Ниже мы переиздаём (впервые после 1863 года) статью «Картина г. Ге» русского православного мыслителя, церковного историка, публициста, писателя, журналиста, поэта, искусствоведа, церковного композитора В.И. Аскоченского (1813-1879).
Николай Николаевич Ге (15 (28) февраля 1831 - 1 (14) июня 1894) - художник, автор многих картин на религиозные сюжеты. В 1861 г. Н.Н. Ге начал писать «Тайную вечерю», а в 1863 г. привёз её в С.-Петербург и выставил на осенней выставке в Академии Художеств. За «Тайную вечерю» Н.Н. Ге получил звание профессора, минуя звание академика.
Публикацию (приближенную к современной орфографии) специально для Русской Народной Линии (по изданию: Картина г. Ге // Домашняя беседа для народного чтения.- 1863.- Вып. 48.- С.432-434) подготовил профессор А. Д. Каплин. Название - составителя. Постраничная сноска заменена концевой.
+ + +
Картина г. Ге
На последней выставке в Императорской Академии Художеств внимание всей публики было привлечено картиною г. Ге, названною в каталоге: «Тайная Вечеря». Все журналы и газеты наперерыв спешили заявлять об этом произведении талантливого художника, положившего, как говорят знатоки, основание новой школе, отвергнувшего рутину и «внесшего в русскую живопись живую струю, которая должна освежить поблекший исторический род живописи и показать, что история и господствующий в нашей школе жанр не подлежат резкому разграничению».
Начитавшись печатных и наслушавшись устных толков о картине г. Ге, мы нарочно ездили на выставку поглядеть на это диво искусства. Ну, и глядели и видели. Хороша картина, нечего сказать, очень хороша. Если не выше, то непременно рядом она имеет право стоять с знаменитою картиною г. Иванова. Для живущих далеко от Петербурга, мы расскажем, насколько сумеем, план ее и положение действующих лиц.
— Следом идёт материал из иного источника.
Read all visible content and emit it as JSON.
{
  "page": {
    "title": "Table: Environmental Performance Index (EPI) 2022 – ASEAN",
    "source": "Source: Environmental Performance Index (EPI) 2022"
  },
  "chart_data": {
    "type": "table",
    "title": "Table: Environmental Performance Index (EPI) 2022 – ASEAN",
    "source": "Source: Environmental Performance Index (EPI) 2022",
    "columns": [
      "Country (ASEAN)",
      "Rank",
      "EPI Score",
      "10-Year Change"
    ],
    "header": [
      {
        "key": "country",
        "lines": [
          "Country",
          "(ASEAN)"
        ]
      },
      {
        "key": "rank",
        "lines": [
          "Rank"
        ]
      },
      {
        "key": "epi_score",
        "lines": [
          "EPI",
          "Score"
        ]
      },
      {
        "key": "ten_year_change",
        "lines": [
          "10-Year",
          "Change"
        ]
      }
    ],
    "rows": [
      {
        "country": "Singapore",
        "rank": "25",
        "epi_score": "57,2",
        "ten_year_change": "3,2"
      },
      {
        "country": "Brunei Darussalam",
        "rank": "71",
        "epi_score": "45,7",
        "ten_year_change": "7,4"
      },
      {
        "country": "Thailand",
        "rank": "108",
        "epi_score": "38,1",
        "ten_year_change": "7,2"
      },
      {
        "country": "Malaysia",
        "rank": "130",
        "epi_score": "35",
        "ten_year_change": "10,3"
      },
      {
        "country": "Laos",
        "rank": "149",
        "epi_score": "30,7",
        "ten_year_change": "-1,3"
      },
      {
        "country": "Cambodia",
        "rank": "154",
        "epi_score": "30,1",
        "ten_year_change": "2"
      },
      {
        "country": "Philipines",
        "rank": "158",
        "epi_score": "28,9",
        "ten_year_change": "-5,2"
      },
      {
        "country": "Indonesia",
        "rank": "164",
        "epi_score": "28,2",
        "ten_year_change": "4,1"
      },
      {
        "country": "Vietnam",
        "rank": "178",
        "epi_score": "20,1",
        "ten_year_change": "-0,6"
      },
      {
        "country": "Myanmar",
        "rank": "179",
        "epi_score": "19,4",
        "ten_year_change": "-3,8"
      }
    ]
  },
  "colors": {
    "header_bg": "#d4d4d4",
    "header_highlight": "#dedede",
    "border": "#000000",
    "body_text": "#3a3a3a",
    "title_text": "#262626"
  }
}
Художник изобразил убогую комнату, в углу которой поставлен стол, покрытый простою скатертью, а вокруг стола бедные ложа, в роде низких диванов. Стены голы; небольшое окошко, полузадернутое грубою тканью, не скрывает однако ж, что на дворе лунная ночь. Комната освещена ночником, скрытым за одною из фигур. На столе остатки вечери и самая простая посуда; у стола на полу умывальница, думать надобно, для омовения ног. Среди этой обстановки на первом плане представлен Спаситель, но не тот Спаситель с Божественным величием на челе, с сознанием, что вся предана Ему Отцем Его, не с мыслию о великой тайне, долженствующей оживить весь мир вкушением от плоти и крови Его, не в тот момент, когда изречены Им слова: примите, ядите и пийте от нея вси, а какой то убитый горем человек, не поладивший за общим столом с своим соседом, с понуренным челом и опертой на руку головой. Апостол Иоанн, только что поднявшийся с помятого ложа, полон изумления, как будто от неожиданного оборота дела. Апостол Петр представлен каким-то горячим стариком, который того гляди бросится за уходящим Иудой, чтоб... чтоб остановить его; на лице Иуды вы видите оскорбление и жажду мести; остальные девять фигур, занимая задний план картины, служат только дополнением к действию.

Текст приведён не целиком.